Over in Germany a court issued a verdict banning the circumcision of babies for religious reasons. The ruling was based on the fact that the boys hadn't consented to the procedure. It did say that when the children were of an age to be able to choose their religion they could make that decision themselves and be circumcised then. Leave it to the Germans to finally get Muslims and Jews on the same page about something. Leaders of both religions have expressed extreme outrage over the decision.
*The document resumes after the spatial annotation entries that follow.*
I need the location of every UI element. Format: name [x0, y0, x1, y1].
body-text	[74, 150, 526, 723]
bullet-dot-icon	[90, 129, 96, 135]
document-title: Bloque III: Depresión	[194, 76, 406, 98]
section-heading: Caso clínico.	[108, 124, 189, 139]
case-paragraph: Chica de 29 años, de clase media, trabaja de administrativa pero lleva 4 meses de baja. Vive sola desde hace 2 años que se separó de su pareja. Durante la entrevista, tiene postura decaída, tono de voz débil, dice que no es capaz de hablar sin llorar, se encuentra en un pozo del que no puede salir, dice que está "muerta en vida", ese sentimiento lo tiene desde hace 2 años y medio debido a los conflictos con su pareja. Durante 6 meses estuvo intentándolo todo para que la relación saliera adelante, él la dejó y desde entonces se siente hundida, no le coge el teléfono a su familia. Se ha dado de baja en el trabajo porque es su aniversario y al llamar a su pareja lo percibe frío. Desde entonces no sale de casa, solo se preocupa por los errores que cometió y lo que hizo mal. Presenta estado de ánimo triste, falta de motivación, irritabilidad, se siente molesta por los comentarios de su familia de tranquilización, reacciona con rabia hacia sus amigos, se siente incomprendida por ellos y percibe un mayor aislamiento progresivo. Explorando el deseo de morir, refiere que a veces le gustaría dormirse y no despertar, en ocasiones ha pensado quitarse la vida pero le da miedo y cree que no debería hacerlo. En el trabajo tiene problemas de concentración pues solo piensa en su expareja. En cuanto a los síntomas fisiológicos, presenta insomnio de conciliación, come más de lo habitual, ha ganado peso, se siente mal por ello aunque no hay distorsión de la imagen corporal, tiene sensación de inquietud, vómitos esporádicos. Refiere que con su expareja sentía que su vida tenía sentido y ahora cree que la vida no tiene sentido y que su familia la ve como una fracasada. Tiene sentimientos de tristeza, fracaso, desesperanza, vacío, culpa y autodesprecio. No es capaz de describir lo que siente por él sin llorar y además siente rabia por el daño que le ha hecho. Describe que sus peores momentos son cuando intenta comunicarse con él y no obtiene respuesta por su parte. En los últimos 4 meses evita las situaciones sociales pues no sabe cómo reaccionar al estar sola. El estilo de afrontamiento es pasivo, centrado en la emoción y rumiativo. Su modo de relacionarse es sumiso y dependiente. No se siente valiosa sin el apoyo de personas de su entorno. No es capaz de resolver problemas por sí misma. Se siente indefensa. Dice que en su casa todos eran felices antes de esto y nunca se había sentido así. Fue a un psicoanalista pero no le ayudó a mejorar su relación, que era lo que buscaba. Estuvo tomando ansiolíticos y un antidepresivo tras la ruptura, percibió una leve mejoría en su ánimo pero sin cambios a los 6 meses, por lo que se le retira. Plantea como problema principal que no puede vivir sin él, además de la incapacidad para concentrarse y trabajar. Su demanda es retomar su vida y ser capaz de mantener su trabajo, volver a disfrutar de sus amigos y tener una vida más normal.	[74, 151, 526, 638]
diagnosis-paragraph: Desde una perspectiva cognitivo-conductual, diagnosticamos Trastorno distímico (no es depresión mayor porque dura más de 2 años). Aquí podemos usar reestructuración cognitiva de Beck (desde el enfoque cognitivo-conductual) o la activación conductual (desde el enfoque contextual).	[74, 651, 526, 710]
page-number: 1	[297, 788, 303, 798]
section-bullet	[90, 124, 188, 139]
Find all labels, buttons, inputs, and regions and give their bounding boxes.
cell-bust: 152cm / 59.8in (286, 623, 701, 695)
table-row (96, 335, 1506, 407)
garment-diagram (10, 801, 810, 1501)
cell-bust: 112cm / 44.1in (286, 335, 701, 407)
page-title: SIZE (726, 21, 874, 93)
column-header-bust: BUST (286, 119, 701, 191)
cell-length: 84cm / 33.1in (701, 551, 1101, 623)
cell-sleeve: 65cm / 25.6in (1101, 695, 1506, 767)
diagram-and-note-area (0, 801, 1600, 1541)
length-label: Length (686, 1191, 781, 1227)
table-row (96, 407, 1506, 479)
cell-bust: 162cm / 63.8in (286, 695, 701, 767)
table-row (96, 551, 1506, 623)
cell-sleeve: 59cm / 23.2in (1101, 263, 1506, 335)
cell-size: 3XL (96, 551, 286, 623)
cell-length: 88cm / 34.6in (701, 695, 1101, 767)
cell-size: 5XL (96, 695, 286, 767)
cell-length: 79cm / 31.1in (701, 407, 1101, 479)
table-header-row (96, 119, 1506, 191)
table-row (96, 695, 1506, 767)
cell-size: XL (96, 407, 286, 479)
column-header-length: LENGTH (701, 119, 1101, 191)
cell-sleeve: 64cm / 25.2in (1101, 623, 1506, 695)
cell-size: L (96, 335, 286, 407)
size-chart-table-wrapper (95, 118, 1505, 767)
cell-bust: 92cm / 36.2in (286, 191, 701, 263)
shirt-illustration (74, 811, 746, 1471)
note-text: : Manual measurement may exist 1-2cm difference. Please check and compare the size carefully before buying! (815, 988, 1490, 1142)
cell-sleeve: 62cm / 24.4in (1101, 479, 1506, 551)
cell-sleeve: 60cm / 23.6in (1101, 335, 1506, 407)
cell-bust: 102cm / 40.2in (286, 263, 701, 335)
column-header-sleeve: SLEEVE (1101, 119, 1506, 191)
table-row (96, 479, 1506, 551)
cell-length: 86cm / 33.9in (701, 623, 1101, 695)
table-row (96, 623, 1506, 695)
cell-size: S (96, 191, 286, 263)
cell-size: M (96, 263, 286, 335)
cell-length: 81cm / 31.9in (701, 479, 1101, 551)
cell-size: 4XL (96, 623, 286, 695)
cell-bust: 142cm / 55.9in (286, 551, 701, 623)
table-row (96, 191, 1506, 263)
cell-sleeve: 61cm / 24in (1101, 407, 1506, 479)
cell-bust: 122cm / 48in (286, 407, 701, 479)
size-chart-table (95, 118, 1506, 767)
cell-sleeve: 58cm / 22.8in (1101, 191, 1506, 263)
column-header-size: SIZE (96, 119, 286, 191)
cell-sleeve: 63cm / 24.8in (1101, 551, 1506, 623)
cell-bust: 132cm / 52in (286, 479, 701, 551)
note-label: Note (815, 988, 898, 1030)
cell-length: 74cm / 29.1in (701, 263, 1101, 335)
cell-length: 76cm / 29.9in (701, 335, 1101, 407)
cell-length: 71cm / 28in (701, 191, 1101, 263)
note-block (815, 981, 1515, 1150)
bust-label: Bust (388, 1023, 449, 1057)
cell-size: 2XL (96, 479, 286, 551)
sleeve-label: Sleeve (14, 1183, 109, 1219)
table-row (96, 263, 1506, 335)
In the U.K. the British High Court has stopped the extradition hearing of Shawn Sullivan. Sullivan is accused of molesting two young girls in Minnesota and raping a third back in the nineties. The reasoning behind the ruling is that Mr. Sullivan could be at risk of being put in Minnesota's civil commitment program. It is a program that allows the state to indefinitely detain a person found to be sexually dangerous. The British judges ruled that Sullivan would suffer a "flagrant denial of his rights" if Minnesota chucked him away under those statutes. Sullivan fled the U.S. right before being charged with the crimes. He initially went to Ireland where he holds a dual citizenship. He snuck into England because the Irish convicted him of assaulting two twelve year old girls after his arrival.

And back here in the states once more it turns out our pal Jerry, the tickle monster, Sandusky is still eligible for his state pension. The Pennsylvania Employees' Retirement System is on the hook to Sandusky for right at $59,000 a year. After his death his wife Dottie would be due half that amount. The System's rules do provide that a former state employee can forfeit his or her pension if he or she "commits certain crimes that breach the member's duty of faithful and honest public service." Sex crimes didn't make the list of  "certain" offenses. A member of Sandusky's defense team who visited his client in jail says that Sandusky is looking forward to his appeal, is "undefeated" and firmly believes he did nothing wrong.

Well of course not. As the song goes "all the cops are sinners and all the sinners saints," or something like that.

The weekend has arrived just in time. Much more of this and I'll start thinking the Mayans might be right, or at least should be.